The RAC’s freedom of information request to the DVLA found that 2,553 individuals have accrued three or more DR10 or DR20 endorsements since 2014.

Bank vs agency

Data from freedom of information requests indicate some NHS trusts are paying substantially more for ‘bank’ staff than for agency workers, despite long-standing government claims that reducing agency use would save money.

An NHS “bank” refers to a temporary staffing pool of healthcare workers (nurses, doctors, admin, etc) who take flexible shifts on an as-needed basis to cover shortages.

At Nottingham University Hospitals NHS Trust, which reported no off-framework agency use, the average cost of the five most expensive bank shifts was £5,723 in 2024-25 and £5,622 in 2025-26. By comparison, the five most expensive agency shifts averaged £4,491 and £4,642 respectively.

Police misconduct

A record number of cops were sacked last year for gross misconduct, shock figures reveal.

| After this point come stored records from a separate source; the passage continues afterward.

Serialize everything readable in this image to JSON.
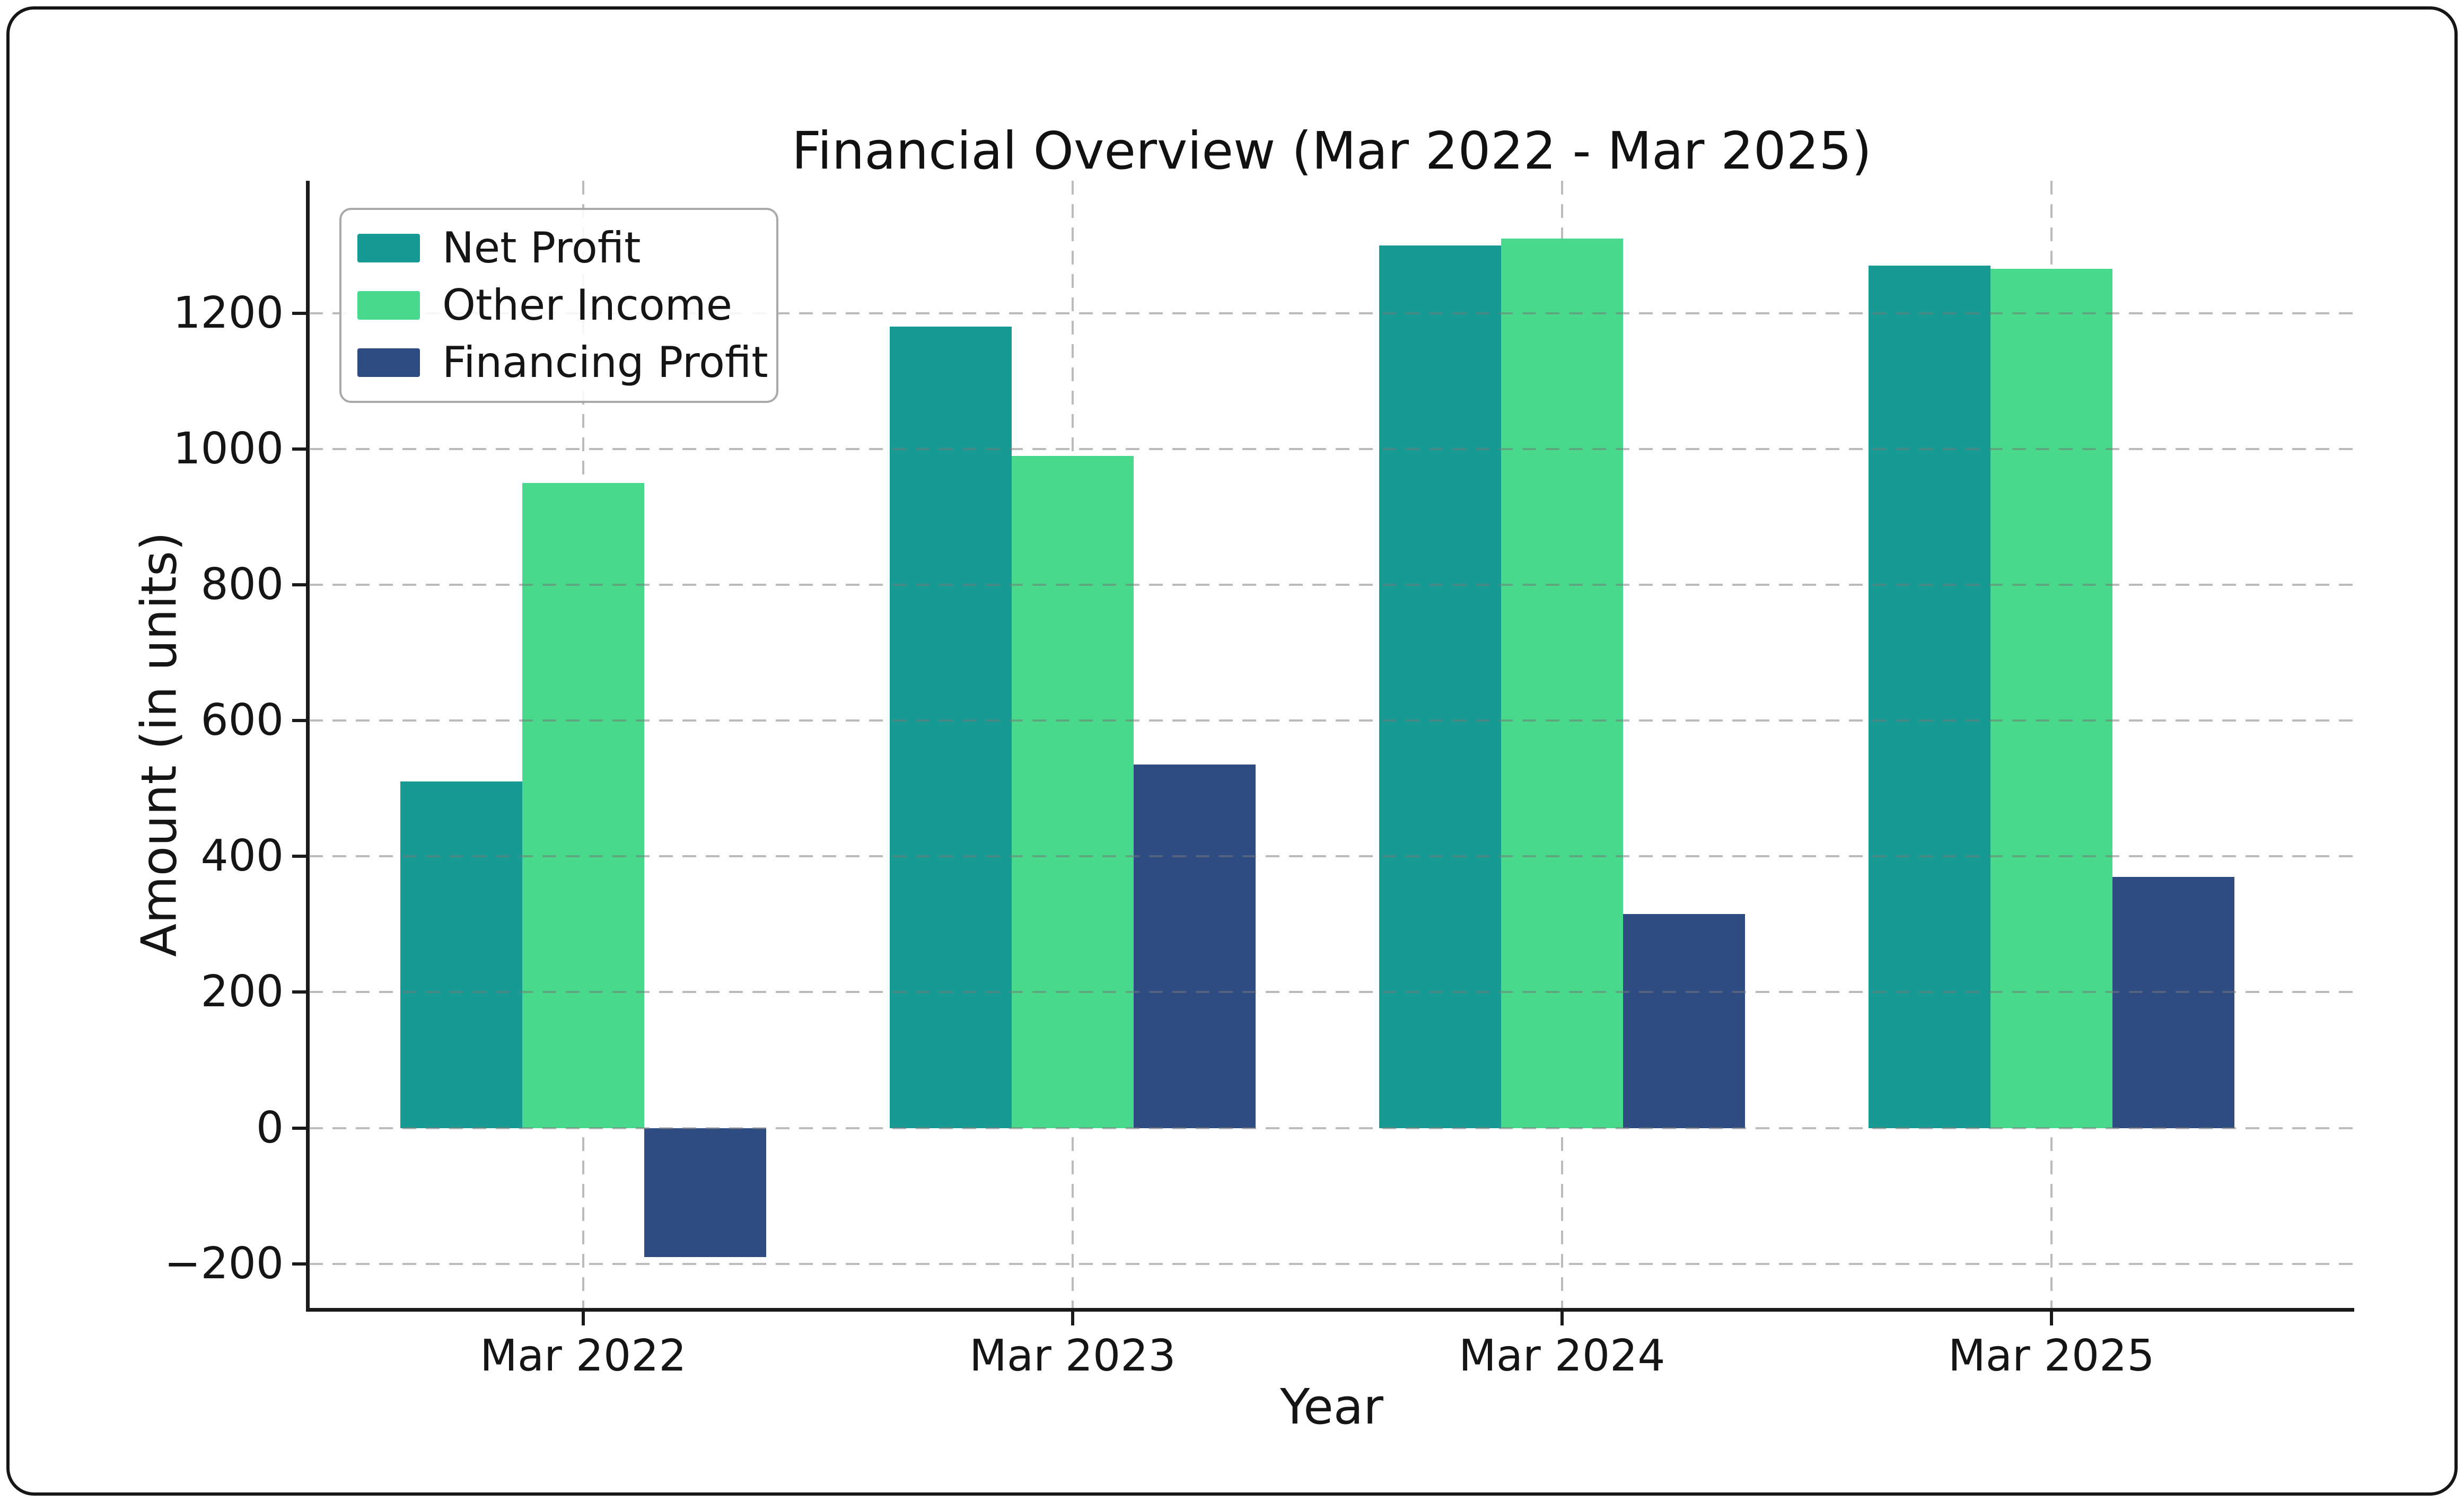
{
  "figure": {
    "background": "#ffffff",
    "border_color": "#161616"
  },
  "chart_data": {
    "type": "bar",
    "title": "Financial Overview (Mar 2022 - Mar 2025)",
    "xlabel": "Year",
    "ylabel": "Amount (in units)",
    "categories": [
      "Mar 2022",
      "Mar 2023",
      "Mar 2024",
      "Mar 2025"
    ],
    "series": [
      {
        "name": "Net Profit",
        "color": "#179a94",
        "values": [
          510,
          1180,
          1300,
          1270
        ]
      },
      {
        "name": "Other Income",
        "color": "#48d98c",
        "values": [
          950,
          990,
          1310,
          1265
        ]
      },
      {
        "name": "Financing Profit",
        "color": "#2e4b82",
        "values": [
          -190,
          535,
          315,
          370
        ]
      }
    ],
    "yticks": [
      -200,
      0,
      200,
      400,
      600,
      800,
      1000,
      1200
    ],
    "ylim": [
      -265,
      1395
    ],
    "grid": true,
    "grid_style": "dashed",
    "legend_position": "upper left"
  }
}
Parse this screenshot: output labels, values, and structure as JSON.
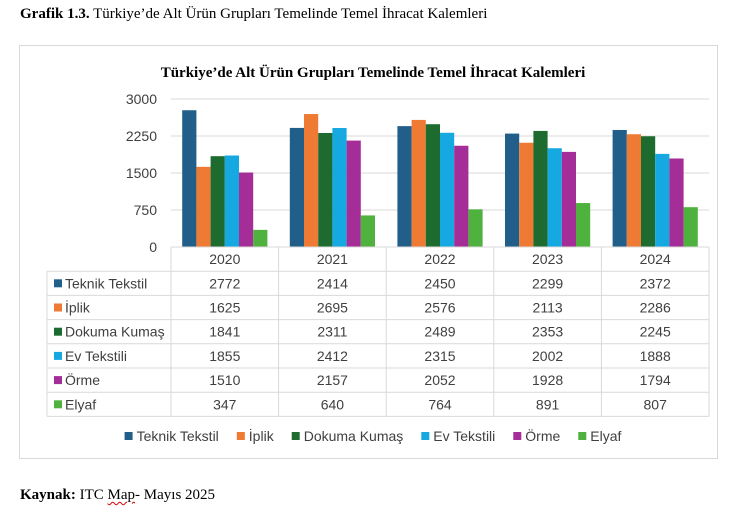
{
  "caption": {
    "number": "Grafik 1.3.",
    "text": " Türkiye’de Alt Ürün Grupları Temelinde Temel İhracat Kalemleri"
  },
  "source": {
    "label": "Kaynak:",
    "prefix": " ITC ",
    "wavy": "Map",
    "suffix": "- Mayıs 2025"
  },
  "chart_data": {
    "type": "bar",
    "title": "Türkiye’de Alt Ürün Grupları Temelinde Temel İhracat Kalemleri",
    "categories": [
      "2020",
      "2021",
      "2022",
      "2023",
      "2024"
    ],
    "ylim": [
      0,
      3000
    ],
    "yticks": [
      "0",
      "750",
      "1500",
      "2250",
      "3000"
    ],
    "grid": true,
    "legend": "bottom",
    "data_table": true,
    "series": [
      {
        "name": "Teknik Tekstil",
        "color": "#215f8a",
        "values": [
          2772,
          2414,
          2450,
          2299,
          2372
        ]
      },
      {
        "name": "İplik",
        "color": "#ee7a33",
        "values": [
          1625,
          2695,
          2576,
          2113,
          2286
        ]
      },
      {
        "name": "Dokuma Kumaş",
        "color": "#1e6b30",
        "values": [
          1841,
          2311,
          2489,
          2353,
          2245
        ]
      },
      {
        "name": "Ev Tekstili",
        "color": "#16a9e1",
        "values": [
          1855,
          2412,
          2315,
          2002,
          1888
        ]
      },
      {
        "name": "Örme",
        "color": "#a52d98",
        "values": [
          1510,
          2157,
          2052,
          1928,
          1794
        ]
      },
      {
        "name": "Elyaf",
        "color": "#4fb23f",
        "values": [
          347,
          640,
          764,
          891,
          807
        ]
      }
    ]
  }
}
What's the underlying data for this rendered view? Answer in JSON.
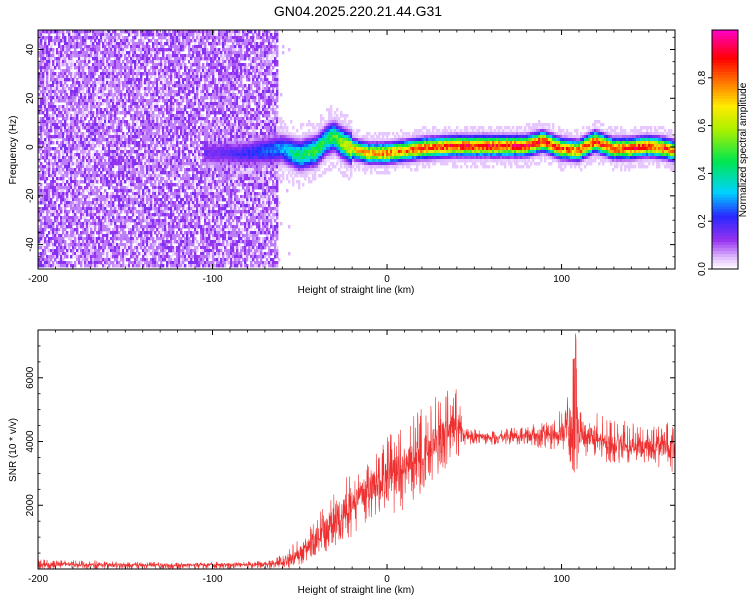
{
  "title": "GN04.2025.220.21.44.G31",
  "chart_data": [
    {
      "type": "heatmap",
      "title": "GN04.2025.220.21.44.G31",
      "xlabel": "Height of straight line (km)",
      "ylabel": "Frequency (Hz)",
      "xlim": [
        -200,
        165
      ],
      "ylim": [
        -50,
        48
      ],
      "x_ticks": [
        -200,
        -100,
        0,
        100
      ],
      "x_tick_labels": [
        "-200",
        "-100",
        "0",
        "100"
      ],
      "y_ticks": [
        -40,
        -20,
        0,
        20,
        40
      ],
      "y_tick_labels": [
        "-40",
        "-20",
        "0",
        "20",
        "40"
      ],
      "grid": false,
      "colorbar": {
        "label": "Normalized spectral amplitude",
        "range": [
          0,
          1
        ],
        "ticks": [
          0,
          0.2,
          0.4,
          0.6,
          0.8
        ],
        "tick_labels": [
          "0.0",
          "0.2",
          "0.4",
          "0.6",
          "0.8"
        ],
        "colormap": "rainbow: white-violet-blue-cyan-green-yellow-orange-red-magenta"
      },
      "noise_region_x": [
        -200,
        -62
      ],
      "signal_track": {
        "x": [
          -100,
          -80,
          -60,
          -50,
          -40,
          -35,
          -30,
          -25,
          -20,
          -10,
          0,
          10,
          20,
          40,
          60,
          80,
          90,
          100,
          110,
          120,
          130,
          140,
          150,
          160,
          165
        ],
        "frequency": [
          -3,
          -3,
          -1,
          -4,
          -2,
          2,
          4,
          1,
          -1,
          -3,
          -3,
          -2,
          -1,
          0,
          0,
          0,
          2,
          -1,
          -2,
          2,
          -1,
          -1,
          0,
          -1,
          -2
        ],
        "amplitude": [
          0.15,
          0.2,
          0.3,
          0.45,
          0.5,
          0.45,
          0.5,
          0.6,
          0.7,
          0.75,
          0.8,
          0.8,
          0.85,
          0.9,
          0.9,
          0.9,
          0.9,
          0.85,
          0.8,
          0.9,
          0.85,
          0.9,
          0.85,
          0.85,
          0.8
        ]
      }
    },
    {
      "type": "line",
      "xlabel": "Height of straight line (km)",
      "ylabel": "SNR (10 * v/v)",
      "xlim": [
        -200,
        165
      ],
      "ylim": [
        0,
        7500
      ],
      "x_ticks": [
        -200,
        -100,
        0,
        100
      ],
      "x_tick_labels": [
        "-200",
        "-100",
        "0",
        "100"
      ],
      "y_ticks": [
        2000,
        4000,
        6000
      ],
      "y_tick_labels": [
        "2000",
        "4000",
        "6000"
      ],
      "grid": false,
      "series": [
        {
          "color": "#ee3030",
          "envelope": {
            "x": [
              -200,
              -160,
              -120,
              -70,
              -62,
              -55,
              -50,
              -40,
              -30,
              -20,
              -10,
              0,
              10,
              20,
              30,
              40,
              45,
              60,
              80,
              95,
              100,
              105,
              108,
              110,
              115,
              130,
              150,
              165
            ],
            "low": [
              0,
              0,
              0,
              0,
              0,
              0,
              100,
              400,
              700,
              1000,
              1400,
              1700,
              1800,
              2400,
              3000,
              3400,
              3900,
              3900,
              3900,
              3700,
              3600,
              3300,
              1600,
              3300,
              3500,
              3300,
              3300,
              3000
            ],
            "high": [
              300,
              250,
              200,
              250,
              400,
              700,
              1100,
              1700,
              2500,
              3200,
              3600,
              4200,
              4600,
              5200,
              5500,
              5700,
              4400,
              4400,
              4500,
              4700,
              5100,
              5700,
              7400,
              5800,
              5100,
              4700,
              4600,
              4600
            ],
            "mean": [
              150,
              130,
              120,
              150,
              200,
              300,
              500,
              1000,
              1600,
              2100,
              2500,
              2900,
              3200,
              3700,
              4100,
              4500,
              4150,
              4150,
              4200,
              4200,
              4300,
              4300,
              4000,
              4300,
              4200,
              3900,
              3850,
              3750
            ]
          }
        }
      ]
    }
  ]
}
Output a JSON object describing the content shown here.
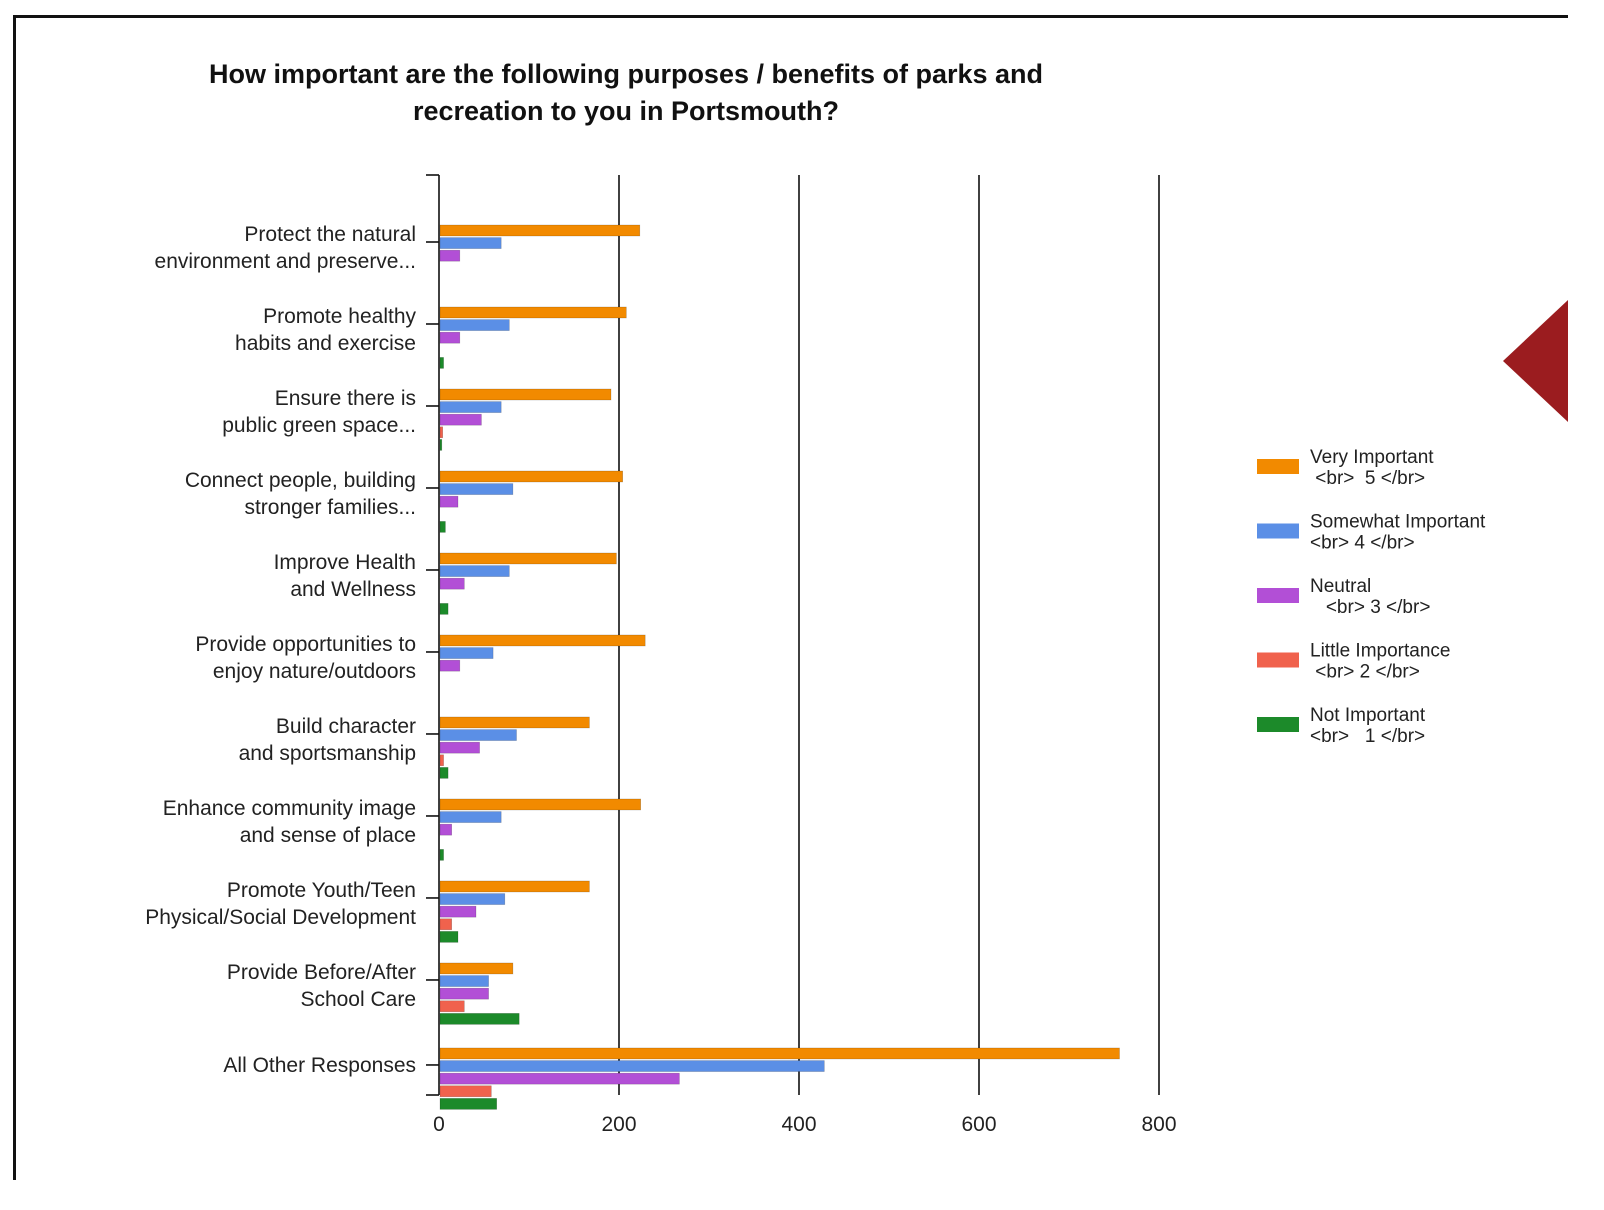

Fourteen officers were dismissed in 2025, compared with six the year before and three in 2023.

‌The figures, released by Police Scotland under Freedom of Information, have been recorded since 2015 and are the highest in that period.

Stray dogs

The dog marketplace, puppies.co.uk analysed data from Freedom of Information requests sent to Wigan Council.

They asked the council for the number of dogs reported as strays, the number of dogs seized, and the number of stray dogs returned to their owners from January 2021 to December 2025.

In total, 1,314 stray dogs have been reported across the region. Of that number, just 393 have been returned to their owners, meaning that only 29 per cent of stray dogs find their way back home.